Ruby bindings to RE2, a "fast, safe, thread-friendly alternative to backtracking regular expression engines like those used in PCRE, Perl, and Python".

http://mudge.name/re2/

BSD 3-Clause "New" or "Revised" License

129 stars 13 forks source link

Implement begin and end methods on the MatchData #21

Closed driskell closed 9 years ago

driskell commented 9 years ago

Hi @mudge

Here's the begin() and end() implementation for the MatchData. Let me know if it's OK!

Jason

driskell commented 9 years ago

Sorry missed a commit off - now complete and fully tested.

mudge commented 9 years ago

This looks great, thanks.

As you mentioned in #20, I'm thinking how this could be used to refactor re2_matchdata_aref (and therefore re2_matchdata_nth_match).

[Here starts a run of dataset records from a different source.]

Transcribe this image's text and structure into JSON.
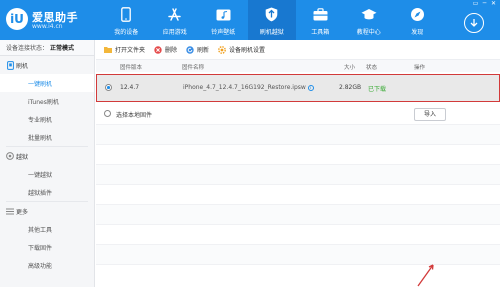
{
  "app": {
    "logo_mark": "iU",
    "name": "爱思助手",
    "url": "www.i4.cn"
  },
  "nav": [
    {
      "label": "我的设备",
      "icon": "phone-icon"
    },
    {
      "label": "应用游戏",
      "icon": "app-store-icon"
    },
    {
      "label": "铃声壁纸",
      "icon": "music-folder-icon"
    },
    {
      "label": "刷机越狱",
      "icon": "shield-icon",
      "active": true
    },
    {
      "label": "工具箱",
      "icon": "toolbox-icon"
    },
    {
      "label": "教程中心",
      "icon": "graduation-cap-icon"
    },
    {
      "label": "发现",
      "icon": "compass-icon"
    }
  ],
  "window_controls": [
    "▭",
    "─",
    "✕"
  ],
  "sidebar": {
    "status_label": "设备连接状态：",
    "status_value": "正常模式",
    "flash": {
      "label": "刷机",
      "items": [
        "一键刷机",
        "iTunes刷机",
        "专业刷机",
        "批量刷机"
      ]
    },
    "jailbreak": {
      "label": "越狱",
      "items": [
        "一键越狱",
        "越狱插件"
      ]
    },
    "more": {
      "label": "更多",
      "items": [
        "其他工具",
        "下载固件",
        "高级功能"
      ]
    }
  },
  "toolbar": {
    "open_folder": "打开文件夹",
    "delete": "删除",
    "refresh": "刷新",
    "settings": "设备刷机设置"
  },
  "table": {
    "headers": [
      "固件版本",
      "固件名称",
      "大小",
      "状态",
      "操作"
    ],
    "rows": [
      {
        "version": "12.4.7",
        "name": "iPhone_4.7_12.4.7_16G192_Restore.ipsw",
        "size": "2.82GB",
        "status": "已下载",
        "selected": true
      }
    ],
    "local_option": "选择本地固件",
    "import_label": "导入"
  },
  "colors": {
    "header": "#1e8de8",
    "active_nav": "#1878d0",
    "status_ok": "#3aaa35",
    "highlight": "#d23a3a"
  }
}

mudge commented 9 years ago

I've pulled your match fix into 0.6.1 and made some other tweaks to get YARD documentation working again: might be worth rebasing with master.

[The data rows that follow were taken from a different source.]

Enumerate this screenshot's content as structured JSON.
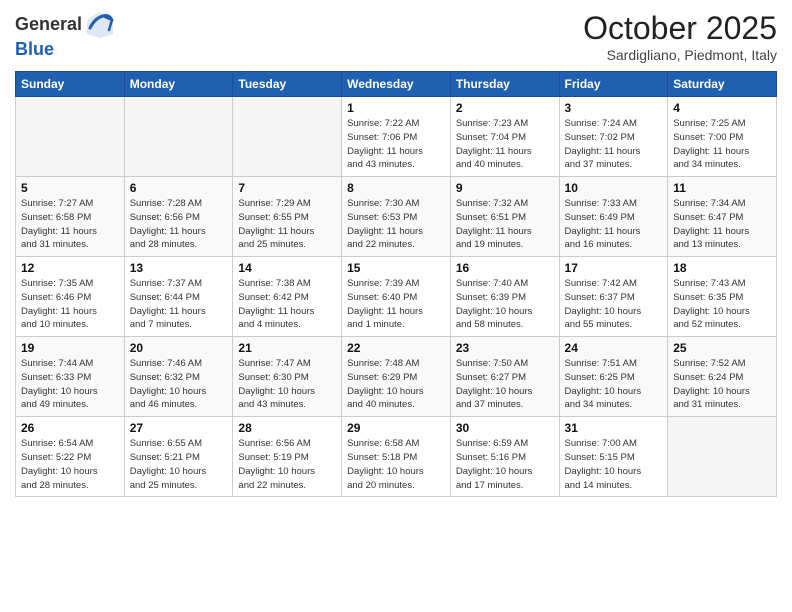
{
  "header": {
    "logo_general": "General",
    "logo_blue": "Blue",
    "month": "October 2025",
    "location": "Sardigliano, Piedmont, Italy"
  },
  "days_of_week": [
    "Sunday",
    "Monday",
    "Tuesday",
    "Wednesday",
    "Thursday",
    "Friday",
    "Saturday"
  ],
  "weeks": [
    [
      {
        "day": "",
        "info": ""
      },
      {
        "day": "",
        "info": ""
      },
      {
        "day": "",
        "info": ""
      },
      {
        "day": "1",
        "info": "Sunrise: 7:22 AM\nSunset: 7:06 PM\nDaylight: 11 hours\nand 43 minutes."
      },
      {
        "day": "2",
        "info": "Sunrise: 7:23 AM\nSunset: 7:04 PM\nDaylight: 11 hours\nand 40 minutes."
      },
      {
        "day": "3",
        "info": "Sunrise: 7:24 AM\nSunset: 7:02 PM\nDaylight: 11 hours\nand 37 minutes."
      },
      {
        "day": "4",
        "info": "Sunrise: 7:25 AM\nSunset: 7:00 PM\nDaylight: 11 hours\nand 34 minutes."
      }
    ],
    [
      {
        "day": "5",
        "info": "Sunrise: 7:27 AM\nSunset: 6:58 PM\nDaylight: 11 hours\nand 31 minutes."
      },
      {
        "day": "6",
        "info": "Sunrise: 7:28 AM\nSunset: 6:56 PM\nDaylight: 11 hours\nand 28 minutes."
      },
      {
        "day": "7",
        "info": "Sunrise: 7:29 AM\nSunset: 6:55 PM\nDaylight: 11 hours\nand 25 minutes."
      },
      {
        "day": "8",
        "info": "Sunrise: 7:30 AM\nSunset: 6:53 PM\nDaylight: 11 hours\nand 22 minutes."
      },
      {
        "day": "9",
        "info": "Sunrise: 7:32 AM\nSunset: 6:51 PM\nDaylight: 11 hours\nand 19 minutes."
      },
      {
        "day": "10",
        "info": "Sunrise: 7:33 AM\nSunset: 6:49 PM\nDaylight: 11 hours\nand 16 minutes."
      },
      {
        "day": "11",
        "info": "Sunrise: 7:34 AM\nSunset: 6:47 PM\nDaylight: 11 hours\nand 13 minutes."
      }
    ],
    [
      {
        "day": "12",
        "info": "Sunrise: 7:35 AM\nSunset: 6:46 PM\nDaylight: 11 hours\nand 10 minutes."
      },
      {
        "day": "13",
        "info": "Sunrise: 7:37 AM\nSunset: 6:44 PM\nDaylight: 11 hours\nand 7 minutes."
      },
      {
        "day": "14",
        "info": "Sunrise: 7:38 AM\nSunset: 6:42 PM\nDaylight: 11 hours\nand 4 minutes."
      },
      {
        "day": "15",
        "info": "Sunrise: 7:39 AM\nSunset: 6:40 PM\nDaylight: 11 hours\nand 1 minute."
      },
      {
        "day": "16",
        "info": "Sunrise: 7:40 AM\nSunset: 6:39 PM\nDaylight: 10 hours\nand 58 minutes."
      },
      {
        "day": "17",
        "info": "Sunrise: 7:42 AM\nSunset: 6:37 PM\nDaylight: 10 hours\nand 55 minutes."
      },
      {
        "day": "18",
        "info": "Sunrise: 7:43 AM\nSunset: 6:35 PM\nDaylight: 10 hours\nand 52 minutes."
      }
    ],
    [
      {
        "day": "19",
        "info": "Sunrise: 7:44 AM\nSunset: 6:33 PM\nDaylight: 10 hours\nand 49 minutes."
      },
      {
        "day": "20",
        "info": "Sunrise: 7:46 AM\nSunset: 6:32 PM\nDaylight: 10 hours\nand 46 minutes."
      },
      {
        "day": "21",
        "info": "Sunrise: 7:47 AM\nSunset: 6:30 PM\nDaylight: 10 hours\nand 43 minutes."
      },
      {
        "day": "22",
        "info": "Sunrise: 7:48 AM\nSunset: 6:29 PM\nDaylight: 10 hours\nand 40 minutes."
      },
      {
        "day": "23",
        "info": "Sunrise: 7:50 AM\nSunset: 6:27 PM\nDaylight: 10 hours\nand 37 minutes."
      },
      {
        "day": "24",
        "info": "Sunrise: 7:51 AM\nSunset: 6:25 PM\nDaylight: 10 hours\nand 34 minutes."
      },
      {
        "day": "25",
        "info": "Sunrise: 7:52 AM\nSunset: 6:24 PM\nDaylight: 10 hours\nand 31 minutes."
      }
    ],
    [
      {
        "day": "26",
        "info": "Sunrise: 6:54 AM\nSunset: 5:22 PM\nDaylight: 10 hours\nand 28 minutes."
      },
      {
        "day": "27",
        "info": "Sunrise: 6:55 AM\nSunset: 5:21 PM\nDaylight: 10 hours\nand 25 minutes."
      },
      {
        "day": "28",
        "info": "Sunrise: 6:56 AM\nSunset: 5:19 PM\nDaylight: 10 hours\nand 22 minutes."
      },
      {
        "day": "29",
        "info": "Sunrise: 6:58 AM\nSunset: 5:18 PM\nDaylight: 10 hours\nand 20 minutes."
      },
      {
        "day": "30",
        "info": "Sunrise: 6:59 AM\nSunset: 5:16 PM\nDaylight: 10 hours\nand 17 minutes."
      },
      {
        "day": "31",
        "info": "Sunrise: 7:00 AM\nSunset: 5:15 PM\nDaylight: 10 hours\nand 14 minutes."
      },
      {
        "day": "",
        "info": ""
      }
    ]
  ]
}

driskell commented 9 years ago

OK I've implemented it to work with multibyte. It's having to create a temporary string object to do so. A future revision could look at trying out rb_str_sublen but my first attempt was unsuccessful.

mudge commented 9 years ago

Thanks for this; I was wondering if there was a way to count the characters purely in C/C++ rather than Ruby but solutions such as http://www.daemonology.net/blog/2008-06-05-faster-utf8-strlen.html assume that the underlying strings are UTF-8 encoded which we can't guarantee so it makes sense to let Ruby do the heavy lifting.

driskell commented 9 years ago

Yes - I planned from the start to let Ruby take care of it, since it is guaranteed to work if it works in Ruby itself. I had hoped, however, that I could do it zero-copy - but it seems rb_str_sublen didn't like something. But functionality first, performance after I think.

If there's anything else you think needs doing before merge, please let me know. When I get some more time later I may re-visit the rb_str_sublen possibility.

mudge commented 9 years ago

Sorry about the delay getting this merged: I'm hoping to take a look at resolving the merge conflicts and rebasing with master this weekend. Did you have any luck with rb_str_sublen?

mudge commented 9 years ago

Closing in favour of #22 which is now rebased against master.